This article was updated on July 18, 2018.
Employee education to mitigate risk can save lives.
Not long ago, a senior marketing manager for Merck, the New Jersey-based global health care organization, emerged from a long flight from Miami to Caracas. He was tired, but not so tired that he didn't notice an airport anomaly: in addition to the expected inspections of boarding passengers, government agents were also conducting spot inspections elsewhere in the airport.
So it was with relief that, as previously planned, the manager was met by a transport service contracted by Merck to safely transfer him to the previously vetted hotel.
When the limo abruptly swerved onto a less traveled, lightly maintained road, the driver apologized. I don't go the same route twice in a row, he explained to his passenger.
Defensive Firepower: Advance Knowledge
Was the Merck employee anxious during this cloak-and-dagger visit to Venezuela's capital? Not as anxious as might be expected with other employers.
Merck began protecting their employees against risks before they even boarded the plane. Advance itineraries given to traveling employees were paired with other resources to identify in-country resources, such as nearby hospitals, emergency contacts and local political sensitivities that could impact safety. Venezuela was at the time a high-risk area for the kidnapping of U.S. employees.
Sending people into these potentially dissimilar settings can be confusing to employees and can lead to poorly trained employees unwittingly engaging in behaviors that put them at greater risk, such as identifying themselves to kidnappers as U.S. employees of a high-profile global business.
Here are three approaches taken by very different global enterprises to mitigate risk to employees:
1. Zero Harm Culture
At Siemens, which identifies employees as "our greatest asset," the organization operates what it calls the Zero Harm Culture, launched in 2012. Siemens partnered with Active Training Team (ATT), a training specialty firm, with clients such as Morgan Stanley and Barclays, to access their immersive and drama-based learning and films, and to encourage employees to learn through doing.
2. Global Online Learning
In its Code of Business Conduct, AT&T tells its employees that "We adjust our practices to comply with the laws and requirements of our diverse markets. Thus, where local country laws are more stringent or differ from the provisions of this Code, those local laws prevail for employees working in those countries."

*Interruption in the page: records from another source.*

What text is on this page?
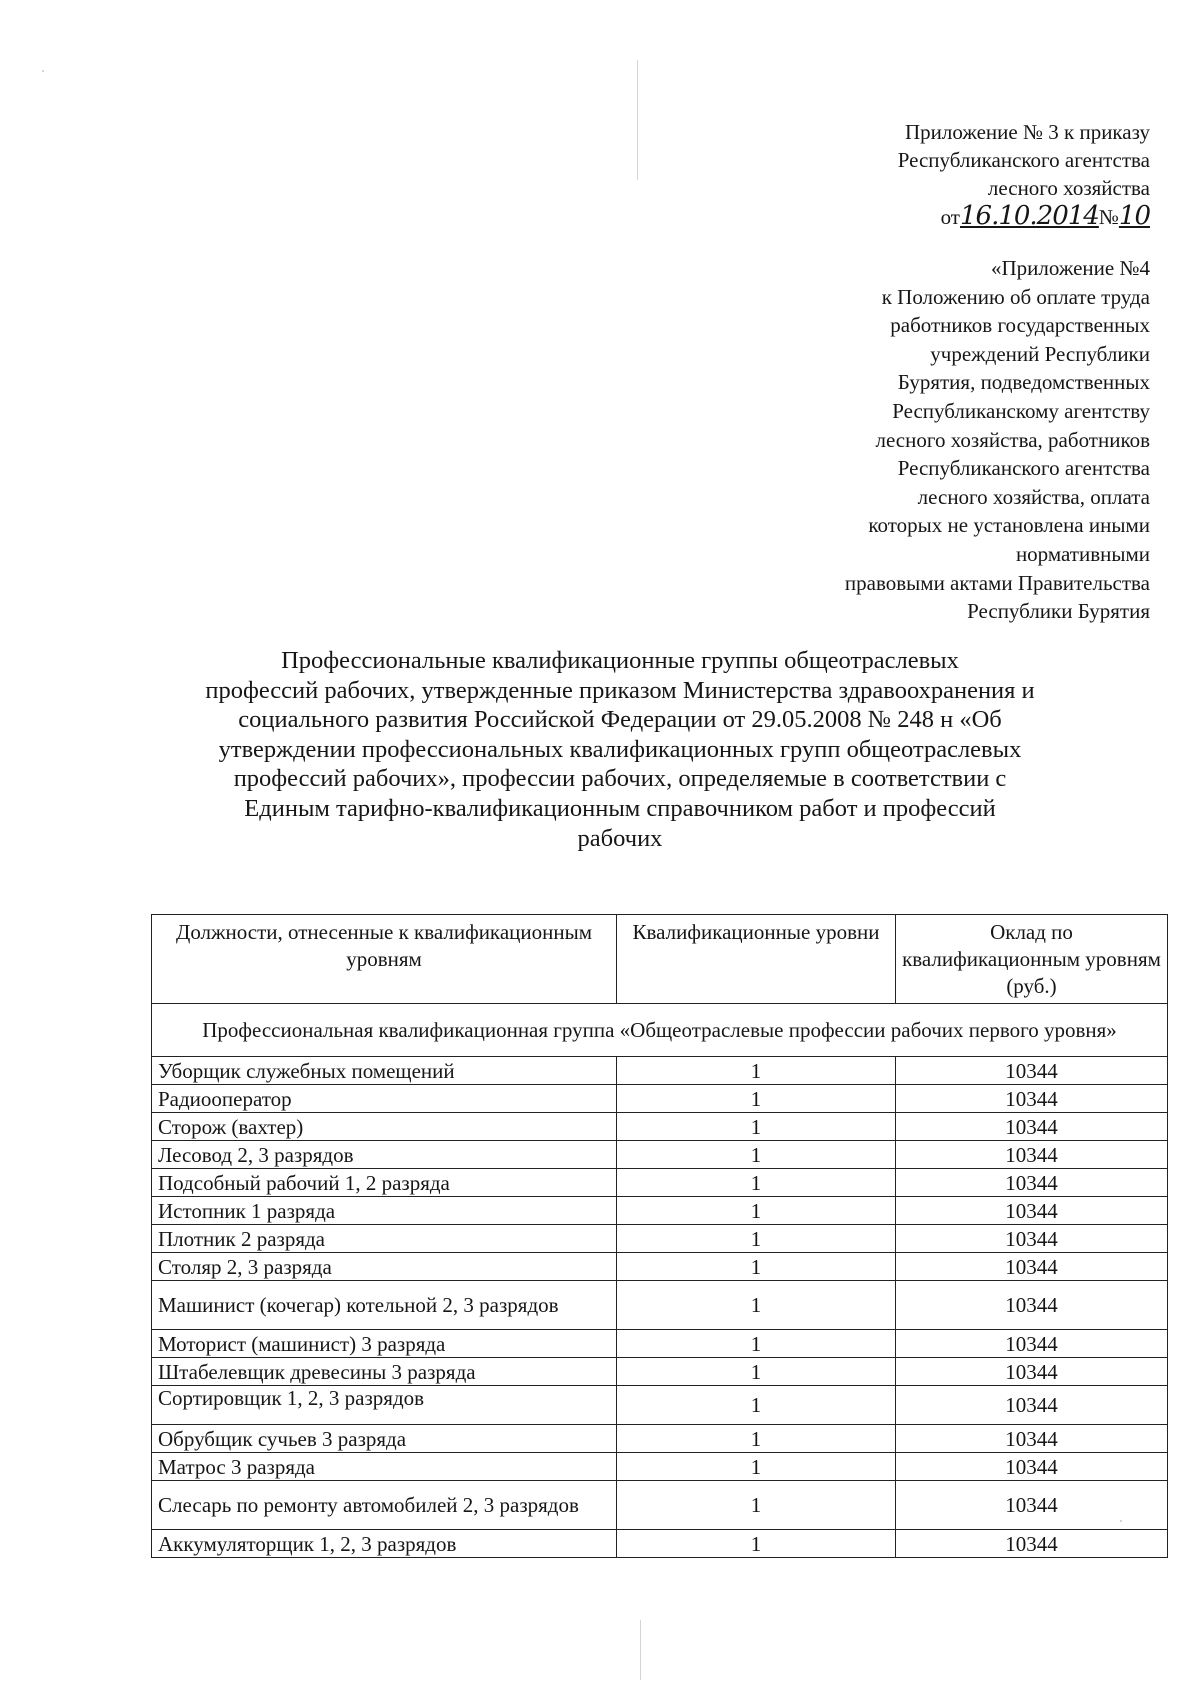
Приложение № 3 к приказу
Республиканского агентства
лесного хозяйства
от16.10.2014№10
«Приложение №4
к Положению об оплате труда
работников государственных
учреждений Республики
Бурятия, подведомственных
Республиканскому агентству
лесного хозяйства, работников
Республиканского агентства
лесного хозяйства, оплата
которых не установлена иными
нормативными
правовыми актами Правительства
Республики Бурятия
Профессиональные квалификационные группы общеотраслевых
профессий рабочих, утвержденные приказом Министерства здравоохранения и
социального развития Российской Федерации от 29.05.2008 № 248 н «Об
утверждении профессиональных квалификационных групп общеотраслевых
профессий рабочих», профессии рабочих, определяемые в соответствии с
Единым тарифно-квалификационным справочником работ и профессий
рабочих
Должности, отнесенные к квалификационным уровням	Квалификационные уровни	Оклад по квалификационным уровням (руб.)
Профессиональная квалификационная группа «Общеотраслевые профессии рабочих первого уровня»		
Уборщик служебных помещений	1	10344
Радиооператор	1	10344
Сторож (вахтер)	1	10344
Лесовод 2, 3 разрядов	1	10344
Подсобный рабочий 1, 2 разряда	1	10344
Истопник 1 разряда	1	10344
Плотник 2 разряда	1	10344
Столяр 2, 3 разряда	1	10344
Машинист (кочегар) котельной 2, 3 разрядов	1	10344
Моторист (машинист) 3 разряда	1	10344
Штабелевщик древесины 3 разряда	1	10344
Сортировщик 1, 2, 3 разрядов	1	10344
Обрубщик сучьев 3 разряда	1	10344
Матрос 3 разряда	1	10344
Слесарь по ремонту автомобилей 2, 3 разрядов	1	10344
Аккумуляторщик 1, 2, 3 разрядов	1	10344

How are employees to learn which of those local laws and regulations are important for health and safety? At Underwriter Laboratories, the solution is to go with online learning. According to the organization's Teri Hale, who works in UL's Professional Learning Services, "Online safety training can ensure that workers receive consistent, high quality instruction in about half the time it typically takes to deliver it through the classroom. It encourages employee engagement and retention, and establishes the foundation for a strong safety culture."

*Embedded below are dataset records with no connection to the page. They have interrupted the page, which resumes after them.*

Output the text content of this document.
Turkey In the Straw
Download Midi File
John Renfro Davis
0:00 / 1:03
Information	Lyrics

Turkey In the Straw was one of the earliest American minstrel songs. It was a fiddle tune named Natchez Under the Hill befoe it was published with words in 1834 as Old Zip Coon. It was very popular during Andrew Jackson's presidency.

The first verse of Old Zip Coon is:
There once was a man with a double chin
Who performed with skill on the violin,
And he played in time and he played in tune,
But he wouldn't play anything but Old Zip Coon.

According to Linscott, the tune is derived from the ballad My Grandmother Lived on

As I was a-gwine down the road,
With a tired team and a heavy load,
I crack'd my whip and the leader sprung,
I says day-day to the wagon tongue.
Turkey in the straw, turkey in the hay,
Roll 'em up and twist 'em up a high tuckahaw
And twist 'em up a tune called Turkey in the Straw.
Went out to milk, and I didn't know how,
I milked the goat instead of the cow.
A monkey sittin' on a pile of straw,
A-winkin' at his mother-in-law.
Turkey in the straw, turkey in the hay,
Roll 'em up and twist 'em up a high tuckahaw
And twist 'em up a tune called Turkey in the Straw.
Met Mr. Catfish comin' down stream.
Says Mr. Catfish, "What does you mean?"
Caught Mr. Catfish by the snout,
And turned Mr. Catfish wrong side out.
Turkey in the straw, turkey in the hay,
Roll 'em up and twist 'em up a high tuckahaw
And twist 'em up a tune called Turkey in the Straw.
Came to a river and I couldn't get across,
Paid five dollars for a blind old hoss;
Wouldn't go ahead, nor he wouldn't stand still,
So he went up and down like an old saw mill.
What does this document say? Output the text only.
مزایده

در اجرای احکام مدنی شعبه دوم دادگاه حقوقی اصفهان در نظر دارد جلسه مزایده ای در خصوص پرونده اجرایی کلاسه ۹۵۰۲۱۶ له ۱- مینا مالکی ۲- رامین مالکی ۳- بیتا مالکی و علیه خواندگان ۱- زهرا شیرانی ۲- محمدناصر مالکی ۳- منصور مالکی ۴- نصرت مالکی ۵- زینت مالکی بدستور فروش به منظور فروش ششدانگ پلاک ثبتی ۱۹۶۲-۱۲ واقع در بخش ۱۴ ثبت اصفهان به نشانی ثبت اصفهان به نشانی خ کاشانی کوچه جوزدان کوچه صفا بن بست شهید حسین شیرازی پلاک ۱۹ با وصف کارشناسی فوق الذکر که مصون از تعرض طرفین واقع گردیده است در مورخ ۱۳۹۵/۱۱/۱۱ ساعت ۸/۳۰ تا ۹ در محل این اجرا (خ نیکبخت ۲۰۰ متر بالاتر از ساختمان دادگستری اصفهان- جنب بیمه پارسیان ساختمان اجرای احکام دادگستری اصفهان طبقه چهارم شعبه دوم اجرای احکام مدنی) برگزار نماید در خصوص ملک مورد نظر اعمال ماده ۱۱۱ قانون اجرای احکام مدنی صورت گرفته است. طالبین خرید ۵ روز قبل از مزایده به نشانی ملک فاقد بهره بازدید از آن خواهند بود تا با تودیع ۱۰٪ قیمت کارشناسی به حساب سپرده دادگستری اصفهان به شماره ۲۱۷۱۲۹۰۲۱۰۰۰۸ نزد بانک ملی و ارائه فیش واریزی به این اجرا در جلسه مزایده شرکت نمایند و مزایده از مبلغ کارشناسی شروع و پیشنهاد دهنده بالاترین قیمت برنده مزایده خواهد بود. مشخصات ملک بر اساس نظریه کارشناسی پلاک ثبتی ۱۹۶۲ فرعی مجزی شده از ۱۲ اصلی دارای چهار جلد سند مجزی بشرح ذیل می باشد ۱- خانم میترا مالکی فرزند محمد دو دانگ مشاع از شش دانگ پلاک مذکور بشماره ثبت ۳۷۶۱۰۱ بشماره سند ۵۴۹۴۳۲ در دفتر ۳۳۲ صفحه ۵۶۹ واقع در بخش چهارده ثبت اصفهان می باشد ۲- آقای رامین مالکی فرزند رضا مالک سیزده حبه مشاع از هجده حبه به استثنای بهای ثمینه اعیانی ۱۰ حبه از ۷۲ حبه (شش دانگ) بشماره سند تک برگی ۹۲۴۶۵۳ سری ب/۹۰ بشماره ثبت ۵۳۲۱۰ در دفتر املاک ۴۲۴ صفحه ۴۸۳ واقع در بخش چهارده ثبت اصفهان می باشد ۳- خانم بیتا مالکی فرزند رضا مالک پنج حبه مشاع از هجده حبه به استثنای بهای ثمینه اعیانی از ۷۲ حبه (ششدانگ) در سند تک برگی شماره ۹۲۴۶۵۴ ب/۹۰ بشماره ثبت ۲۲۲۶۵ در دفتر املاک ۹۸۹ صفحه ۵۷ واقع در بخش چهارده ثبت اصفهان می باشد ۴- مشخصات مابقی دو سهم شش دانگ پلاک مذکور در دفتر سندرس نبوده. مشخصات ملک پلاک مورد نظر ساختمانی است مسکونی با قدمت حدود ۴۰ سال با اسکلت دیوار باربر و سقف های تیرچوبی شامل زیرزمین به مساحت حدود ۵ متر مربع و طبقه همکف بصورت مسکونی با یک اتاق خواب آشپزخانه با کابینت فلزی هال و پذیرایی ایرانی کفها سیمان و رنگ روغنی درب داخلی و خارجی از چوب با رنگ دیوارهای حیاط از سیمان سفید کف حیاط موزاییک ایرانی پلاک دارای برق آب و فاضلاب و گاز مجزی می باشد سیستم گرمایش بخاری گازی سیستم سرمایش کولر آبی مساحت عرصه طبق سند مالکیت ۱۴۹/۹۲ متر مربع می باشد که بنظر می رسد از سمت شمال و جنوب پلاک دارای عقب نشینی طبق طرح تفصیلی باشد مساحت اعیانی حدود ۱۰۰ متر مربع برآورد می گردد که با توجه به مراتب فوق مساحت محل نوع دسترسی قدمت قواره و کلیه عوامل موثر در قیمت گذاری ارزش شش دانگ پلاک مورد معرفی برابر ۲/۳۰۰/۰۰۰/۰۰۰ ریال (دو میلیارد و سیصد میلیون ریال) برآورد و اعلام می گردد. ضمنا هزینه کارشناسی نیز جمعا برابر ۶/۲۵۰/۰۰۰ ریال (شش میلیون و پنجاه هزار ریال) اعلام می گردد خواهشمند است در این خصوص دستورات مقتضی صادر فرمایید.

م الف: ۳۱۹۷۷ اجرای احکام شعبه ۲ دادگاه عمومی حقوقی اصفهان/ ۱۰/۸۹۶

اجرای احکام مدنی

3. 24/7 Virtual Response Operations Center
Cummins, the Indiana-based global engine manufacturer, decided that some of the changes needed must be made stateside. Partly using the Travel Risk Management Maturity Model developed by the National Business Travel Association as a guide, Cummins assessed its global travel health and safety program. Cummins partnered with contractors iJET and American Express to improve its monitoring of global events and contingency planning "through the Cummins lens," which included local and remote employee training.
Benefit From Benchmarking
Despite proactive measures, Merck does not rely solely upon internal measures of employee health and safety metrics. Using the Occupational Safety and Health Administration's record-keeping criteria, Merck checks its own performance, using measures such as injury rates sector by sector, against other manufacturers or sales and marketing groups.
Mitigating employee risks in global operations is about knowledge and forward thinking. Through education and comprehensive organizational policies, your employees will be protected and know how to protect themselves.